How To Plant Garden Roses Into Containers Or Pots

How To Plant Garden Roses Into Containers Or Pots

Customers can sometimes struggle to find the right location in their garden borders for a rose, if this is the case – why not plant your rose into a container? The larger the rose, the larger the pot needed, so our smallest Patio Roses can be successfully grown for many years in a container thats 12-18” deep and wide going up to a half barrel size pot for a large Climbing or Rambling rose. 

Planting roses into containers offers flexibility within the garden to freely move pots around and maximise the enjoyment you get with your potted garden roses.

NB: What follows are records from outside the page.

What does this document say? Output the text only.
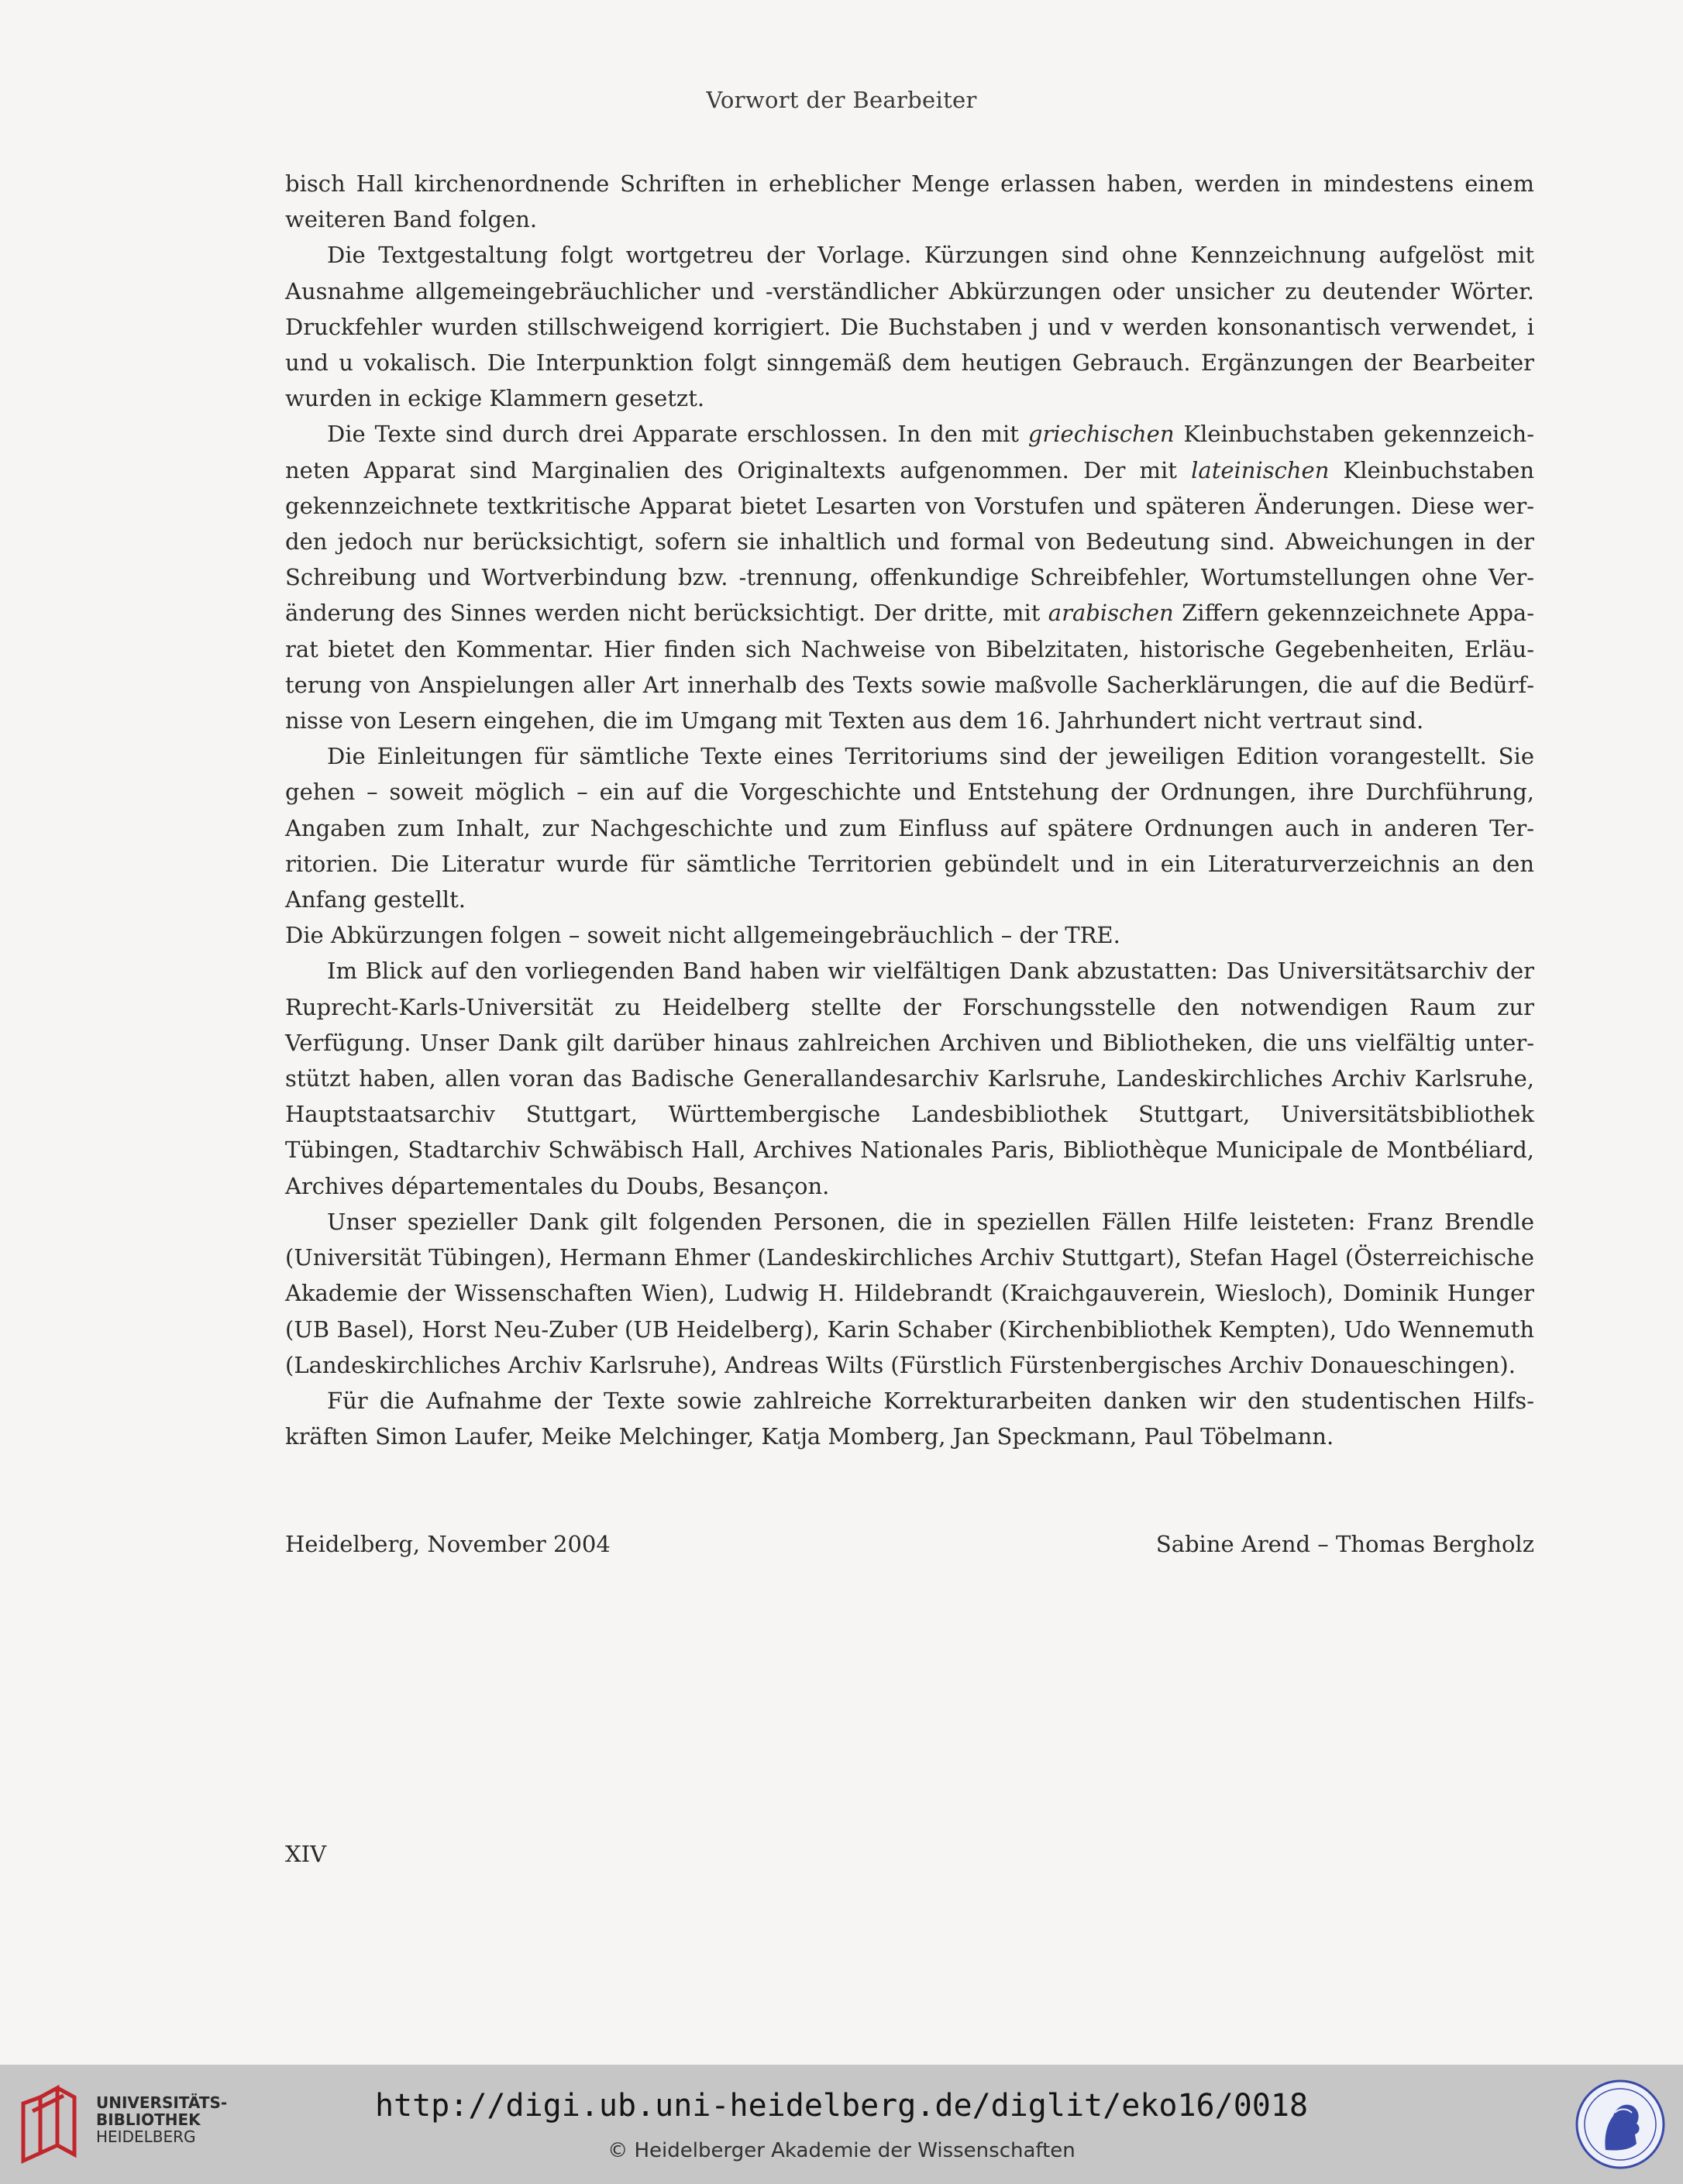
Vorwort der Bearbeiter

bisch Hall kirchenordnende Schriften in erheblicher Menge erlassen haben, werden in mindestens einem weiteren Band folgen.

Die Textgestaltung folgt wortgetreu der Vorlage. Kürzungen sind ohne Kennzeichnung aufgelöst mit Ausnahme allgemeingebräuchlicher und -verständlicher Abkürzungen oder unsicher zu deutender Wörter. Druckfehler wurden stillschweigend korrigiert. Die Buchstaben j und v werden konsonantisch verwendet, i und u vokalisch. Die Interpunktion folgt sinngemäß dem heutigen Gebrauch. Ergänzungen der Bearbeiter wurden in eckige Klammern gesetzt.

Die Texte sind durch drei Apparate erschlossen. In den mit griechischen Kleinbuchstaben gekennzeichneten Apparat sind Marginalien des Originaltexts aufgenommen. Der mit lateinischen Kleinbuchstaben gekennzeichnete textkritische Apparat bietet Lesarten von Vorstufen und späteren Änderungen. Diese werden jedoch nur berücksichtigt, sofern sie inhaltlich und formal von Bedeutung sind. Abweichungen in der Schreibung und Wortverbindung bzw. -trennung, offenkundige Schreibfehler, Wortumstellungen ohne Veränderung des Sinnes werden nicht berücksichtigt. Der dritte, mit arabischen Ziffern gekennzeichnete Apparat bietet den Kommentar. Hier finden sich Nachweise von Bibelzitaten, historische Gegebenheiten, Erläuterung von Anspielungen aller Art innerhalb des Texts sowie maßvolle Sacherklärungen, die auf die Bedürfnisse von Lesern eingehen, die im Umgang mit Texten aus dem 16. Jahrhundert nicht vertraut sind.

Die Einleitungen für sämtliche Texte eines Territoriums sind der jeweiligen Edition vorangestellt. Sie gehen – soweit möglich – ein auf die Vorgeschichte und Entstehung der Ordnungen, ihre Durchführung, Angaben zum Inhalt, zur Nachgeschichte und zum Einfluss auf spätere Ordnungen auch in anderen Territorien. Die Literatur wurde für sämtliche Territorien gebündelt und in ein Literaturverzeichnis an den Anfang gestellt.

Die Abkürzungen folgen – soweit nicht allgemeingebräuchlich – der TRE.

Im Blick auf den vorliegenden Band haben wir vielfältigen Dank abzustatten: Das Universitätsarchiv der Ruprecht-Karls-Universität zu Heidelberg stellte der Forschungsstelle den notwendigen Raum zur Verfügung. Unser Dank gilt darüber hinaus zahlreichen Archiven und Bibliotheken, die uns vielfältig unterstützt haben, allen voran das Badische Generallandesarchiv Karlsruhe, Landeskirchliches Archiv Karlsruhe, Hauptstaatsarchiv Stuttgart, Württembergische Landesbibliothek Stuttgart, Universitätsbibliothek Tübingen, Stadtarchiv Schwäbisch Hall, Archives Nationales Paris, Bibliothèque Municipale de Montbéliard, Archives départementales du Doubs, Besançon.

Unser spezieller Dank gilt folgenden Personen, die in speziellen Fällen Hilfe leisteten: Franz Brendle (Universität Tübingen), Hermann Ehmer (Landeskirchliches Archiv Stuttgart), Stefan Hagel (Österreichische Akademie der Wissenschaften Wien), Ludwig H. Hildebrandt (Kraichgauverein, Wiesloch), Dominik Hunger (UB Basel), Horst Neu-Zuber (UB Heidelberg), Karin Schaber (Kirchenbibliothek Kempten), Udo Wennemuth (Landeskirchliches Archiv Karlsruhe), Andreas Wilts (Fürstlich Fürstenbergisches Archiv Donaueschingen).

Für die Aufnahme der Texte sowie zahlreiche Korrekturarbeiten danken wir den studentischen Hilfskräften Simon Laufer, Meike Melchinger, Katja Momberg, Jan Speckmann, Paul Töbelmann.

Heidelberg, November 2004	Sabine Arend – Thomas Bergholz
XIV
UNIVERSITÄTS-
BIBLIOTHEK
HEIDELBERG
http://digi.ub.uni-heidelberg.de/diglit/eko16/0018
© Heidelberger Akademie der Wissenschaften
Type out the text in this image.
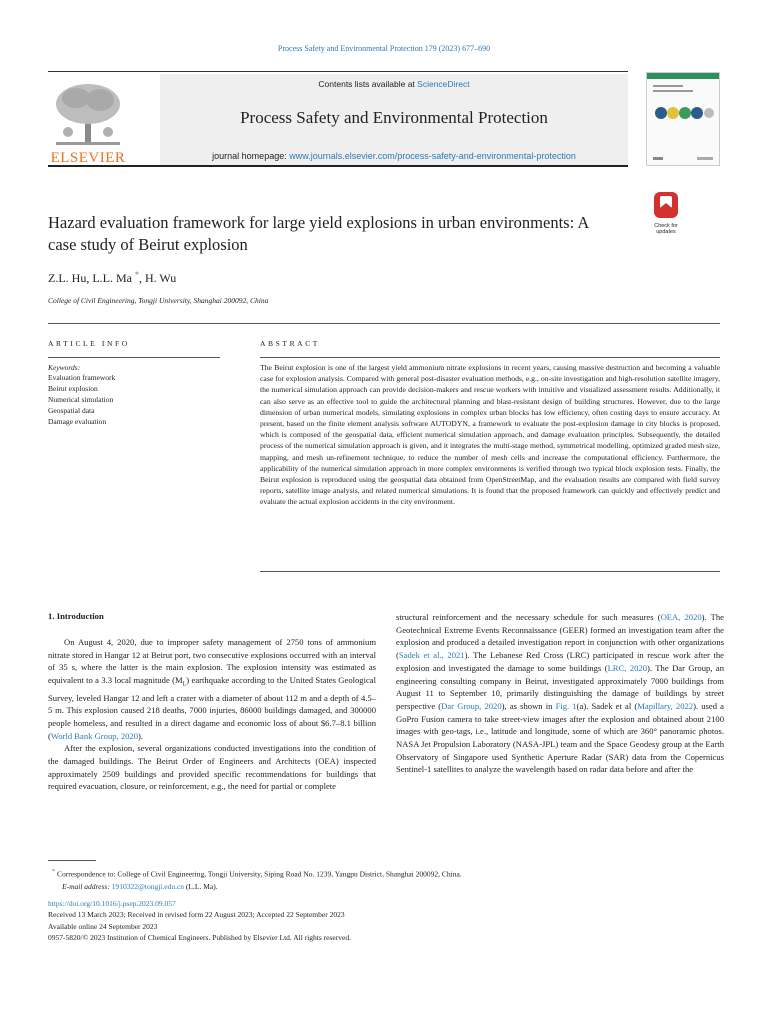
Process Safety and Environmental Protection 179 (2023) 677–690
ELSEVIER
Contents lists available at ScienceDirect
Process Safety and Environmental Protection
journal homepage: www.journals.elsevier.com/process-safety-and-environmental-protection
Check for updates
Hazard evaluation framework for large yield explosions in urban environments: A case study of Beirut explosion
Z.L. Hu, L.L. Ma *, H. Wu
College of Civil Engineering, Tongji University, Shanghai 200092, China
ARTICLE INFO	ABSTRACT
Keywords:
Evaluation framework
Beirut explosion
Numerical simulation
Geospatial data
Damage evaluation
The Beirut explosion is one of the largest yield ammonium nitrate explosions in recent years, causing massive destruction and becoming a valuable case for explosion analysis. Compared with general post-disaster evaluation methods, e.g., on-site investigation and high-resolution satellite imagery, the numerical simulation approach can provide decision-makers and rescue workers with intuitive and visualized assessment results. Additionally, it can also serve as an effective tool to guide the architectural planning and blast-resistant design of building structures. However, due to the large dimension of urban numerical models, simulating explosions in complex urban blocks has low efficiency, often costing days to ensure accuracy. At present, based on the finite element analysis software AUTODYN, a framework to evaluate the post-explosion damage in city blocks is proposed, which is composed of the geospatial data, efficient numerical simulation approach, and damage evaluation principles. Subsequently, the detailed process of the numerical simulation approach is given, and it integrates the multi-stage method, symmetrical modelling, optimized graded mesh size, mapping, and mesh un-refinement technique, to reduce the number of mesh cells and increase the computational efficiency. Furthermore, the applicability of the numerical simulation approach in more complex environments is verified through two typical block explosion tests. Finally, the Beirut explosion is reproduced using the geospatial data obtained from OpenStreetMap, and the evaluation results are compared with field survey reports, satellite image analysis, and related numerical simulations. It is found that the proposed framework can quickly and effectively predict and evaluate the actual explosion accidents in the city environment.
1. Introduction

On August 4, 2020, due to improper safety management of 2750 tons of ammonium nitrate stored in Hangar 12 at Beirut port, two consecutive explosions occurred with an interval of 35 s, where the latter is the main explosion. The explosion intensity was estimated as equivalent to a 3.3 local magnitude $(M_L)$ earthquake according to the United States Geological Survey, leveled Hangar 12 and left a crater with a diameter of about 112 m and a depth of 4.5–5 m. This explosion caused 218 deaths, 7000 injuries, 86000 buildings damaged, and 300000 people homeless, and resulted in a direct dagame and economic loss of about $6.7–8.1 billion (World Bank Group, 2020).

After the explosion, several organizations conducted investigations into the condition of the damaged buildings. The Beirut Order of Engineers and Architects (OEA) inspected approximately 2509 buildings and provided specific recommendations for buildings that required evacuation, closure, or reinforcement, e.g., the need for partial or complete

structural reinforcement and the necessary schedule for such measures (OEA, 2020). The Geotechnical Extreme Events Reconnaissance (GEER) formed an investigation team after the explosion and produced a detailed investigation report in conjunction with other organizations (Sadek et al., 2021). The Lebanese Red Cross (LRC) participated in rescue work after the explosion and investigated the damage to some buildings (LRC, 2020). The Dar Group, an engineering consulting company in Beirut, investigated approximately 7000 buildings from August 11 to September 10, primarily distinguishing the damage of buildings by street perspective (Dar Group, 2020), as shown in Fig. 1(a). Sadek et al (Mapillary, 2022). used a GoPro Fusion camera to take street-view images after the explosion and obtained about 2100 images with geo-tags, i.e., latitude and longitude, some of which are 360° panoramic photos. NASA Jet Propulsion Laboratory (NASA-JPL) team and the Space Geodesy group at the Earth Observatory of Singapore used Synthetic Aperture Radar (SAR) data from the Copernicus Sentinel-1 satellites to analyze the wavelength based on radar data before and after the

* Correspondence to: College of Civil Engineering, Tongji University, Siping Road No. 1239, Yangpu District, Shanghai 200092, China.
E-mail address: 1910322@tongji.edu.cn (L.L. Ma).
https://doi.org/10.1016/j.psep.2023.09.057
Received 13 March 2023; Received in revised form 22 August 2023; Accepted 22 September 2023
Available online 24 September 2023
0957-5820/© 2023 Institution of Chemical Engineers. Published by Elsevier Ltd. All rights reserved.
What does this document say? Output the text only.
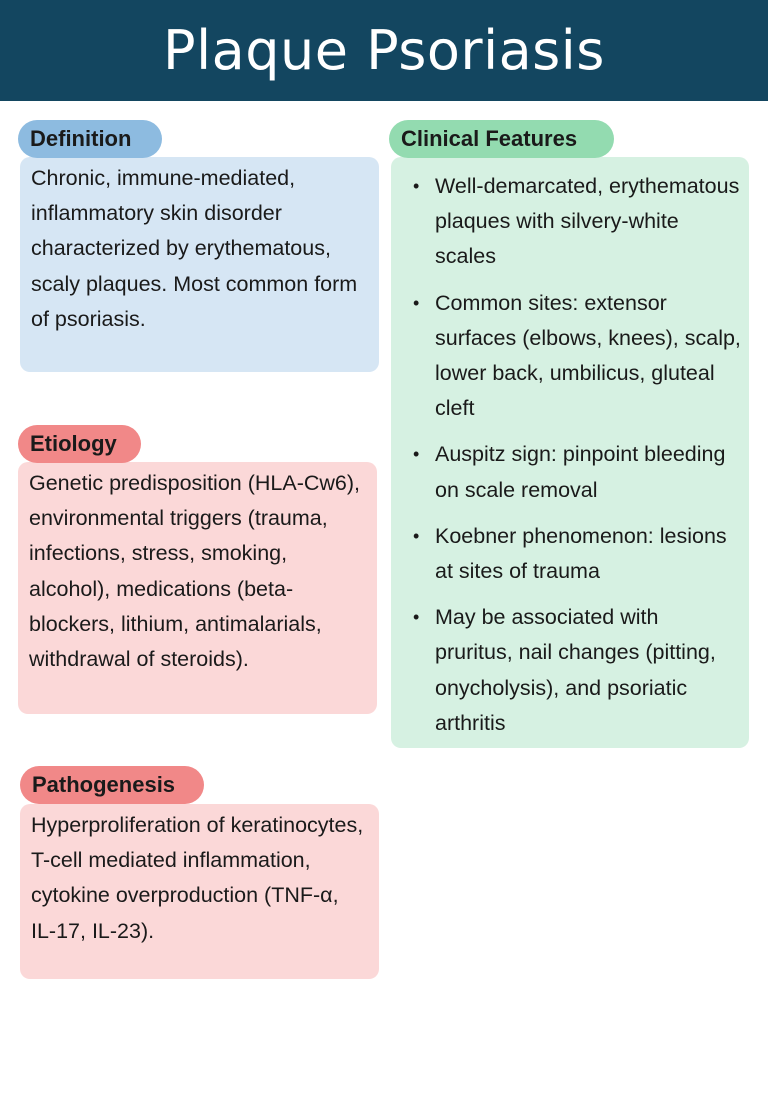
Plaque Psoriasis
Definition

Chronic, immune-mediated, inflammatory skin disorder characterized by erythematous, scaly plaques. Most common form of psoriasis.

Etiology

Genetic predisposition (HLA-Cw6), environmental triggers (trauma, infections, stress, smoking, alcohol), medications (beta-blockers, lithium, antimalarials, withdrawal of steroids).

Pathogenesis

Hyperproliferation of keratinocytes, T-cell mediated inflammation, cytokine overproduction (TNF-α, IL-17, IL-23).

Clinical Features
• Well-demarcated, erythematous plaques with silvery-white scales
• Common sites: extensor surfaces (elbows, knees), scalp, lower back, umbilicus, gluteal cleft
• Auspitz sign: pinpoint bleeding on scale removal
• Koebner phenomenon: lesions at sites of trauma
• May be associated with pruritus, nail changes (pitting, onycholysis), and psoriatic arthritis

All roses can be re-planted into a container or larger pot, we recommend you use a heavy, frost resistant pot to add stability and help retain the moisture within the pot. As a minimum we would recommend something 12-14” wide and deep for smaller Patio or Ground Cover Roses and a Half Barrel tub for the largest Climber or Rambler Rose varieties.


Ensure you use a John Innes Number 3 loam based compost with an added layer of small stone or broken pots for drainage in the bottom of the pot.

Mix a good handful of Empathy Afterplant Rose Feed into the compost and begin to fill.

Hold the rose in position in the centre of the pot, so the crown of the rose is a couple of inches below the rim of the pot. This will allow space for the rose to be watered.

Fill the compost up until the point where the base of the roots begin.

If the rose you are planting is containerised, place a scoop of Rootgrow on top of the fresh compost where the roots of the rose will sit on top. If your rose is bareroot, sprinkle the scoop of Rootgrow onto the roots.

Place the rose back into the centre of the pot and fill compost to the pot.

Once done, compress the compost with your hands and top back up. Ensure the crown of the rose isn’t covered by any compost.

Water your rose well afterwards.

Commonly Asked Questions

What Compost Should I Use?

DO NOT USE ordinary Peat based Multi Purpose compost, your roses will not like it long term and you will eventually experience poor growth and die back, winter damage and probable death of the rose planted. This is a common problem with many so called experienced gardeners using the wrong planting medium and any rose planted into a compost that is not a Loam based Rose Compost and subsequently dies will not be replaced under the terms and conditions of our free replacement guarantee.

Use John Innes Number 3, available from all good garden centres.

Can Standard Roses go in Containers?

Yes, simply follow all of the same steps above, but allow for a large sized container in a heavy ceramic or terracotta. It is important to still use a Stake and Tie even when placed in a container to protect against cross winds.

How often should I water my roses?

Regular and daily watering during hot weather, avoiding the leaves, is very important when roses are in pots, failure to do this WILL result in the death of the rose, consider putting a plant saucer under the pot to help retain water and good levels of moisture in the compost.

Should I feed roses in pots?

Yes! Roses in containers and pots require more food since they are unable to get nutrients from soil. Potted roses should be fed three times a year in March, May and July. Use 1-2 handfuls of a specific rose feed such as Empathy After Plant Rose Feed sprinkled all around the base of the plant.